Cal is led by the Pac-10 Player of the Year, Tony Renda, who was the team's designated hitter on Sunday while trying to nurse a strained calf. He is normally the second baseman. That position is being manned by Derek Campbell, who is batting better than .500 in the postseason.
One streak will have to be broken on Tuesday night. A&M has lost five CWS games in a row, last winning in 1993, while Cal is on a six-game CWS skid, after finishing third in the 1980 CWS.
The Bears won the 1947 and 1957 titles, beating President George Bush's Yale team in the very first CWS.
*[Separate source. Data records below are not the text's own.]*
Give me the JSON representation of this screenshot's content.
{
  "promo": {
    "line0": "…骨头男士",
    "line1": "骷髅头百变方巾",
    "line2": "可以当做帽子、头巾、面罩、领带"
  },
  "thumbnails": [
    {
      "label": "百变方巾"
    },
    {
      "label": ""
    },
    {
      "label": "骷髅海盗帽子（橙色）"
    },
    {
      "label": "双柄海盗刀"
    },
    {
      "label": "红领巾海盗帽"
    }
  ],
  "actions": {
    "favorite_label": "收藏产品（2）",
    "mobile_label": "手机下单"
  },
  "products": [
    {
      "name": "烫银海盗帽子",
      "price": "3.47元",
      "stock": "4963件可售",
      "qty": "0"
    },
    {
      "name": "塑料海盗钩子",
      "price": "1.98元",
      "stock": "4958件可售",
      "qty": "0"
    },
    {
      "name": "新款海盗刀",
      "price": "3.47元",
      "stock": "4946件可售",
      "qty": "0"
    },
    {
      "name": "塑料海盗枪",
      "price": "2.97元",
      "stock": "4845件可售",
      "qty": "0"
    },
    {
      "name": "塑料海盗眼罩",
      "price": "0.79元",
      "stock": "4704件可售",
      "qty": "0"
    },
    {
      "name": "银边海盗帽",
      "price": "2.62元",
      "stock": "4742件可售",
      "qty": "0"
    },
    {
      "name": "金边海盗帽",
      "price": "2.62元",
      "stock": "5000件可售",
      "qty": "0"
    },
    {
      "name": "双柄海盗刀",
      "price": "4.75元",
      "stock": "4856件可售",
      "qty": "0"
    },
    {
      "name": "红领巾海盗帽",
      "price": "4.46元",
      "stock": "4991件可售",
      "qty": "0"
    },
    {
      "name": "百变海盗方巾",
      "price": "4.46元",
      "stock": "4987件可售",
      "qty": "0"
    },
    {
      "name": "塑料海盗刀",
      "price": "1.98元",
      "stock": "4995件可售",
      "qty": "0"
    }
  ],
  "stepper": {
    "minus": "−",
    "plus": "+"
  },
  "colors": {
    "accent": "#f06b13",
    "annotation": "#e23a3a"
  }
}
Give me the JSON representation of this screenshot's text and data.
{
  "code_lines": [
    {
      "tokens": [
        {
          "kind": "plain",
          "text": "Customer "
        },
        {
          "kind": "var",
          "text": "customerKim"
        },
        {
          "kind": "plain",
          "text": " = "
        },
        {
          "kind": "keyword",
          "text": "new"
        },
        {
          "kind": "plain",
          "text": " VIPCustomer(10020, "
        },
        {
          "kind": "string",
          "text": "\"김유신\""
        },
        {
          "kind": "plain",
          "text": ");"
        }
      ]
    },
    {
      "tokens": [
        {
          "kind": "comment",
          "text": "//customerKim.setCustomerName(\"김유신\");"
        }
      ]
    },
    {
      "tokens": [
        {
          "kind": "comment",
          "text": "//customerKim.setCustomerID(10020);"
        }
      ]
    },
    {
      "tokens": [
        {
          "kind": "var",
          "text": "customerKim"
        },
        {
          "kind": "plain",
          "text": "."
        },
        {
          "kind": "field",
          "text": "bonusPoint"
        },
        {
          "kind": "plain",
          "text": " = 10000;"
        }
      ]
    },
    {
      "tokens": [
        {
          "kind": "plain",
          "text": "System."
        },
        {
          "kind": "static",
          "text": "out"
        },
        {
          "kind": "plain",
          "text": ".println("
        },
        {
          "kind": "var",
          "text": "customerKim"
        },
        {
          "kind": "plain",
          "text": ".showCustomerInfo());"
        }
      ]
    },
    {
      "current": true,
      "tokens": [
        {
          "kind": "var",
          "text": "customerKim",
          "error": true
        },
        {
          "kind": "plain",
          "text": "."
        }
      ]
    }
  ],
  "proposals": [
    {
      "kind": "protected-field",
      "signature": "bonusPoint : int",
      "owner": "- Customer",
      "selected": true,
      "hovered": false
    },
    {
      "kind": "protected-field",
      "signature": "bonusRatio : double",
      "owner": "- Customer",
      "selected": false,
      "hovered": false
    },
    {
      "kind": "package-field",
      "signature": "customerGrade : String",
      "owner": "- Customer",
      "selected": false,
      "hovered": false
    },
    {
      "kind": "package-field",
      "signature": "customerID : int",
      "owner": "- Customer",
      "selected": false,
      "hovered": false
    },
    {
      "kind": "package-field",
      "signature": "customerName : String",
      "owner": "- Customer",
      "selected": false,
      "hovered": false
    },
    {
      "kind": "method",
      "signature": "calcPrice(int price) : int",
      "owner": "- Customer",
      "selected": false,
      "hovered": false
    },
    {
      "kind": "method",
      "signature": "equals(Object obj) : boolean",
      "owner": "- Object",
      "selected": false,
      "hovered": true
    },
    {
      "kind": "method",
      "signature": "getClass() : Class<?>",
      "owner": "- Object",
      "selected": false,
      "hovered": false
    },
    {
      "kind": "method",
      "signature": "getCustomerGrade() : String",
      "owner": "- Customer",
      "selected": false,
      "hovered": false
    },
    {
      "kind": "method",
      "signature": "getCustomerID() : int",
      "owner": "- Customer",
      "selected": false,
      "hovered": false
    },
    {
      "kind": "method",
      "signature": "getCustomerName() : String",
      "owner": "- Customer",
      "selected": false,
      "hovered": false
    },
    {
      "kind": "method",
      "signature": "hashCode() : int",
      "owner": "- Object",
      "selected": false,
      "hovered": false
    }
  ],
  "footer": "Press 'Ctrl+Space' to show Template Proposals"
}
NOTES -- Cal faced the top three college pitchers selected in the 2011 draft (Garrit Cole and Trevor Bauer of UCLA and Virginia's Danny Hultzen), while A&M went up against four of the five Baseball America's All-American first-team pitchers (Florida State's Sean Gilmartin, Texas' Taylor Jungmann, South Carolina's Michael Roth and Gonzaga's Cody Martin). ... Cal center fielder Austin Booker's father, Rod, was an All-American at Cal and was on the Bears' team that finished third at the CWS in 1980. They are the 10th father-son combination to appear in a CWS. ... Only three teams have come back to win the national title since 1981; USC ('98), Oregon State ('06) and South Carolina last season. ... Aggie first baseman Jacob House has a 12-game hitting streak.